Influenza vaccination rates (%) among HCP in Greece, 2015–2021.
Evidence shows no single intervention other than mandatory vaccination policies can succeed consistently high (>90%) influenza vaccination rates among HCP in short term [15], [16]. Beyond influenza vaccination, the expansion of mandatory vaccination policies against measles-mumps-rubella (MMR), varicella, and hepatitis B in a large medical center over three years was associated with significant increase of vaccination rates up to 99% [17].
The magnitude and the overall impact of VPDs within healthcare facilities vary by disease, season, vaccination coverage of employees, and type of patients. Nonetheless, the principle of protection of patients over the principle of autonomy of HCP to decline vaccinations should constitute the basis of modern healthcare systems, since many VPDs can prove detrimental for specific patients (e.g. pertussis in young infants, influenza in pregnant women, and chickenpox in immunocompromised patients). Furthermore, there is no evidence to support the differentiation and fragmentation of vaccination policies for HCP between countries and healthcare facilities, regarding indications and implementation frame (voluntary or mandatory vaccinations). In contrast, the ongoing COVID-19 pandemic should be considered as an opportunity to strengthen vaccinations of HCP and to adopt sound vaccination policies for VPDs that cause significant morbidity and mortality.
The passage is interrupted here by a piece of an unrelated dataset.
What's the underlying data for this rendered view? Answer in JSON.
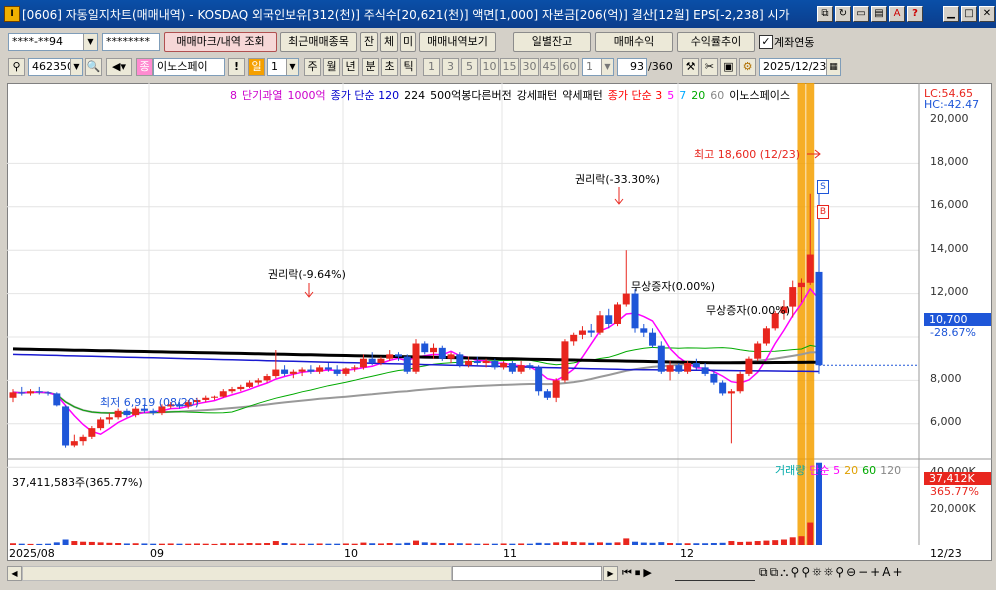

In my opinion, mandatory policies should be implemented against COVID-19, influenza, MMR, varicella, and hepatitis B. Move to mandatory vaccination policies will require political commitment, support by scientific societies, and in several countries the adoption of appropriate regulatory frame. In several countries there are no national vaccination registries while in others HCP have to pay for vaccinations [10]. Vaccines should be administered on-site and free-of-charge, and registries are needed to guide interventions. Finally, comprehensive vaccination programs for HCP should also be regarded as integral part of preparedness and response plans for epidemics in the near future. Healthcare facilities cannot afford any more healthcare-associated outbreaks and fatalities from diseases, for which safe and effective vaccines exist.
Declaration of Competing Interest
The authors declare that they have no known competing financial interests or personal relationships that could have appeared to influence the work reported in this paper.
Acknowledgement
I am grateful to colleagues in healthcare facilities for their efforts to raise vaccination coverage rates among HCP. The opinions presented in this article are those of the author and do not necessarily represent those of her institution.